Dünyayı ve bölgeyi takip edenlerin göreceği gibi “Balkan Bektaşiliği” üzerinden Arnavutluk'ta tıpkı Vatikan benzeri bir “Bektaşi Devleti” inşa edilmek istenilmesi,
Hala “Fetövari” anlayışların son 25 yıldır siyasal iktidarla birlikte devletleşmesi,
Bölgesel ya da inanç temelli Vatikan benzeri “Bektaşi Devleti” modelinin Türkiye'de yaratacağı kelebek etkisinin hesaba katılmaması,
“ANADOLU BEKTAŞİLİĞİ”nin kötü niyetlerle kullanılmak istenilmesi, yönlendirilmesi düşündürücüdür.

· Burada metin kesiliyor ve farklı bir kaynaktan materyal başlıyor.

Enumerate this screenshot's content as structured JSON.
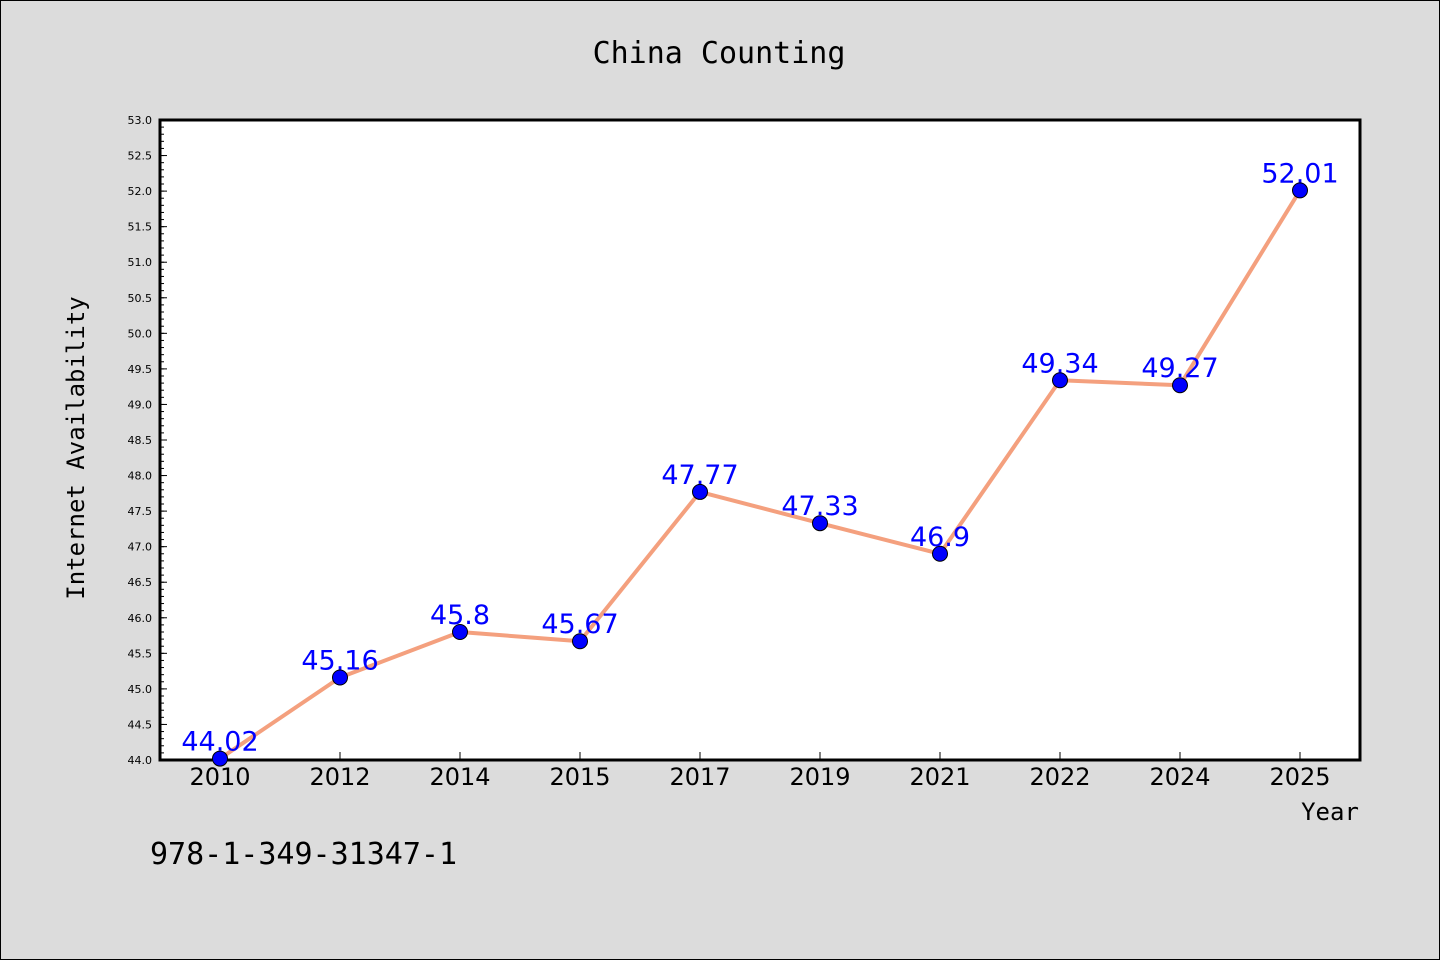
{
  "footer_code": "978-1-349-31347-1",
  "colors": {
    "background": "#dcdcdc",
    "plot_background": "#ffffff",
    "line": "#f4a07e",
    "marker": "#0000ff",
    "data_label": "#0000ff"
  },
  "chart_data": {
    "type": "line",
    "title": "China Counting",
    "xlabel": "Year",
    "ylabel": "Internet Availability",
    "categories": [
      "2010",
      "2012",
      "2014",
      "2015",
      "2017",
      "2019",
      "2021",
      "2022",
      "2024",
      "2025"
    ],
    "series": [
      {
        "values": [
          44.02,
          45.16,
          45.8,
          45.67,
          47.77,
          47.33,
          46.9,
          49.34,
          49.27,
          52.01
        ],
        "data_labels": [
          "44.02",
          "45.16",
          "45.8",
          "45.67",
          "47.77",
          "47.33",
          "46.9",
          "49.34",
          "49.27",
          "52.01"
        ]
      }
    ],
    "ylim": [
      44.0,
      53.0
    ],
    "yticks": [
      "44.0",
      "44.5",
      "45.0",
      "45.5",
      "46.0",
      "46.5",
      "47.0",
      "47.5",
      "48.0",
      "48.5",
      "49.0",
      "49.5",
      "50.0",
      "50.5",
      "51.0",
      "51.5",
      "52.0",
      "52.5",
      "53.0"
    ],
    "grid": false,
    "legend": "none"
  }
}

Etrafımızda ateş çemberinin daraldığı ve yakın tarihimizde bile bu kadar ıztırap veren yaşanmışlıklara rağmen, hala sığ aktüel siyasal anlayışlarla bu ülke yönetilmektedir.
Ülke de 3S Planı (Sermaye,Siyaset,Silah) ikinci aşaması devreye konulmuştur, Şöyle ki: 1)Sermayede (gelir dağılımında) taban ve tavan arasındaki kopuş kavga ortamına sosyolojik zemini, 2)Devlet beyin APO’ya yeşil ışık yakmasına, Cumhurbaşkanının tam desteği rağmen siyasette de tavan ile taban arasındaki bağı koparacak ve siyasal alanda kavgayı körükleyecektir, 3) En büyük tehlike ise yukarıdaki bu iki kopuşun, devletin silahlı güçleri içerisinde tavan ile taban arasındaki bağın kopma riski Vicdani Akıl Sahiplerince idrak edilmelidir…

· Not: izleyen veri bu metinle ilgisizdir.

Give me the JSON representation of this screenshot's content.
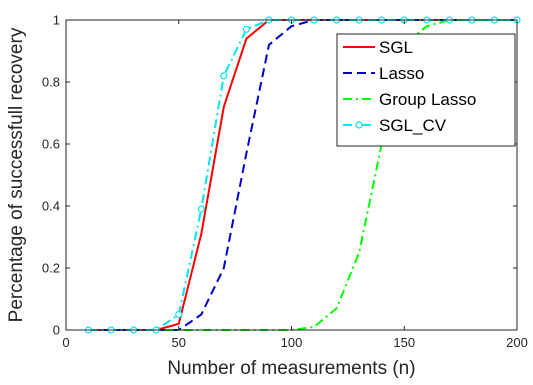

Unutmayalım; kendisini yönetemeyenleri, başkaları kendisiyle birlikte yönetirler.
Dün, iç çatışmalar üzerinden ve hatta başarısız darbeler üzerinden “İHTİLAL” hazırlığı yapan, Güneydoğumuzda “BÜYÜK İSRAİL”, kuzeybatımızda “BİZANS” kurmak isteyen, sermaye ve siyaseti gayri milli zümrelere veren; jandarmalığı ise “TÜRK ÇOCUKLARI”na layık gören “KÜRSEL İHTİLAL” hesaplarını bozmak zorundayız.
Bu sebeple;
Türkmen, Kürt, Boşnak, Rum, Çerkez v.s. kim kendisini nasıl tarif ediyor ise, özü ile, “TÜRKLÜĞÜN ÇOKLUK İÇİNDE BİRLİK” anlayışı ve “MATURİDİ” inanç anlayışı çerçevesinde; notaları, ADALET İLE YAZILMIŞ, TAM DEMOKRATİK, ŞEFAF, HESAP VERİLEBİLİRLİK ESASINDA, SÜRDÜRÜLEBİLİR KURUMSAL DÜSÜNCE SİSTEMİ İLE BİR KAMUSAL SİTEM İNŞA EDELİM Kİ, CUMHURİYETİMİZİN 101.YILINDA, Gazi Mustafa Kemal ATATÜRK’ÜN MUASIR MEDENİYET ufkunda, yarınlarda torunlarımız bize, “101 DEFA MAŞALLAH” demekten onur duysunlar.